Лейтенант метнулся в соседнюю комнату. Козлов по-прежнему не мог отвести взгляда от глаз ребенка. Тонкая струйка крови сползала по лбу мальчика, накатывалась на левую бровь. Когда она стала заливать глаз, ребенок вытер рукавом лицо и снова опустил голову. Капитан облегченно вздохнул.

— Сейчас, собака-кусака, мы тебя накормим и выясним, чей ты. Ишь, как смотрит, чисто волчонок! Сейчас я «Скорую» вызову, чтобы тебе обработали рану.

Позвонив по телефону, капитан подошел к мальчику, протянул ему руку.

— Ладно, давай знакомиться! Меня дядя Петя зовут. А тебя как?

Ребенок молчал. Служивый, вздохнув, отошел. В коридоре послышались быстрые шаги. Запыхавшийся Востриков положил на стол большой пакет, вытащил из него пластиковую тарелочку, вилкой выудил две котлеты, хлеб, несколько кусочков колбасы; из бутылки минеральной налил жидкость в пустой стаканчик.

— Вот! Подходи, парень, ешь! Не стесняйся! Ну, давай же…

Мальчик молча смотрел на стол и по-прежнему стоял на месте. Лейтенант взял стаканчик с минералкой, протянул его ребенку.

— Давай, давай! Я точно знаю, что сильно пить хочешь! Как тебя звать-величать? Пей!

Мальчик взял из рук мужчины стакан, медленно выпил жидкость. Полицейские облегченно вздохнули. Востриков улыбнулся, налил из бутылки еще.

— А теперь пожуй котлеты. Я их только что в микроволновке подогрел. Очень вкусные, жена старалась!

Мальчик посмотрел на мясное изделие, и гримаса отвращения на секунду исказило его лицо. Он потянулся, взял стакан с минеральной водой, выпил половину, осторожно поставил его обратно.
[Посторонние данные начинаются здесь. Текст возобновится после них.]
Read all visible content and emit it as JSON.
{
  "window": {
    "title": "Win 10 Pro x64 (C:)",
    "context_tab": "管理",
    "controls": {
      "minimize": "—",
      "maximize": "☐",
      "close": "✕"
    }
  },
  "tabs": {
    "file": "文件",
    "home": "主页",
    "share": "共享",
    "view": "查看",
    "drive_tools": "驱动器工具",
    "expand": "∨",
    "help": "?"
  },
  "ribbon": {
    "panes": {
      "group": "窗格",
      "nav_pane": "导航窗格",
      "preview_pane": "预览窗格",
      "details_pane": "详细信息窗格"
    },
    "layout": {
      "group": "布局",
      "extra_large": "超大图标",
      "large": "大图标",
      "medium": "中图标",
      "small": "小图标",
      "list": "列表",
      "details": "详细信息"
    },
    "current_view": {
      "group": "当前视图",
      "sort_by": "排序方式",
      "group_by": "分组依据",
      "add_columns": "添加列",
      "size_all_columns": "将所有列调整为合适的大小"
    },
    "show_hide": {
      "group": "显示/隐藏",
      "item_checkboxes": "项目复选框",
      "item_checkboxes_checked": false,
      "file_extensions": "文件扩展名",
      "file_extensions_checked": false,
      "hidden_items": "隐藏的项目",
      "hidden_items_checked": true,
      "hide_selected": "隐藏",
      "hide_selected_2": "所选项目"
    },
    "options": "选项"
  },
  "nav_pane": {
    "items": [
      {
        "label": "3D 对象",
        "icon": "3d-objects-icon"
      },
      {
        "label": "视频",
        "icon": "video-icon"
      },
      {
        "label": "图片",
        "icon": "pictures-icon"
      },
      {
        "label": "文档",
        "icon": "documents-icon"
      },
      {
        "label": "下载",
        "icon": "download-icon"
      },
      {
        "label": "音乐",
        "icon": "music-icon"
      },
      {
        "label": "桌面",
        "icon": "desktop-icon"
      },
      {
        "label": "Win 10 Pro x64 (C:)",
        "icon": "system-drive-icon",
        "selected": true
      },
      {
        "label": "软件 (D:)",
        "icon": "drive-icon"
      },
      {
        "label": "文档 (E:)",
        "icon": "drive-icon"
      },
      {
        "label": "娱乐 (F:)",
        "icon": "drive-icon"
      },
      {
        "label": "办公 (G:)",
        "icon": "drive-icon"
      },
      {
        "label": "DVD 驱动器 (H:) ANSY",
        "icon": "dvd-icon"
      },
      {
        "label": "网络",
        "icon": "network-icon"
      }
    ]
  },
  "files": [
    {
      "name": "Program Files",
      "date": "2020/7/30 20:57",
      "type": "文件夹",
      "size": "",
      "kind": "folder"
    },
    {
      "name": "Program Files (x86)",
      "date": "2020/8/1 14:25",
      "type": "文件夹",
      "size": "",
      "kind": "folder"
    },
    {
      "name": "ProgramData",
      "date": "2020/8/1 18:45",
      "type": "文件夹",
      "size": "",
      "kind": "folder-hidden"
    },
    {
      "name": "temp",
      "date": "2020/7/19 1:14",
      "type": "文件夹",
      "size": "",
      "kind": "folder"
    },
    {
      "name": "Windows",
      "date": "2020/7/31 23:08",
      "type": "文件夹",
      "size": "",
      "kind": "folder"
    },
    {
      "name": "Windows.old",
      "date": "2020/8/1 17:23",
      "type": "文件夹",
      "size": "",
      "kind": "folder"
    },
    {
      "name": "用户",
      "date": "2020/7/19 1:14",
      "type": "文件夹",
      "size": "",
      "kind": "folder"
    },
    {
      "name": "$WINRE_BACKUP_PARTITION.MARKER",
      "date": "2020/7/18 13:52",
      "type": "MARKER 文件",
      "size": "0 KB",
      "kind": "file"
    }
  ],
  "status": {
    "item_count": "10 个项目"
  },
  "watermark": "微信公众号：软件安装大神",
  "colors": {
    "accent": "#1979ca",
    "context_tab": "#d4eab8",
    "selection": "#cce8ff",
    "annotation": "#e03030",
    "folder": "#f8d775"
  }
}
И снова посмотрел на Вострикова своим недетским взглядом. Лейтенант вздрогнул, отвел глаза, засуетился, убирая еду в пакет.

— Не хочешь, как хочешь! Я пошел к компьютеру, пробью там номер машины.

— Давай, лейтенант, — капитан встал, взял мальчика за руку. — А ты, Молчалин наш, посиди пока в обезьяннике. Тут не детский дом, не богадельня, а милиция. Сам понимаешь, брат, мне работать надо. Сейчас Востриков найдет адрес раздолбаев, которые тебя бросили в машине, и отвезет туда. Вот так.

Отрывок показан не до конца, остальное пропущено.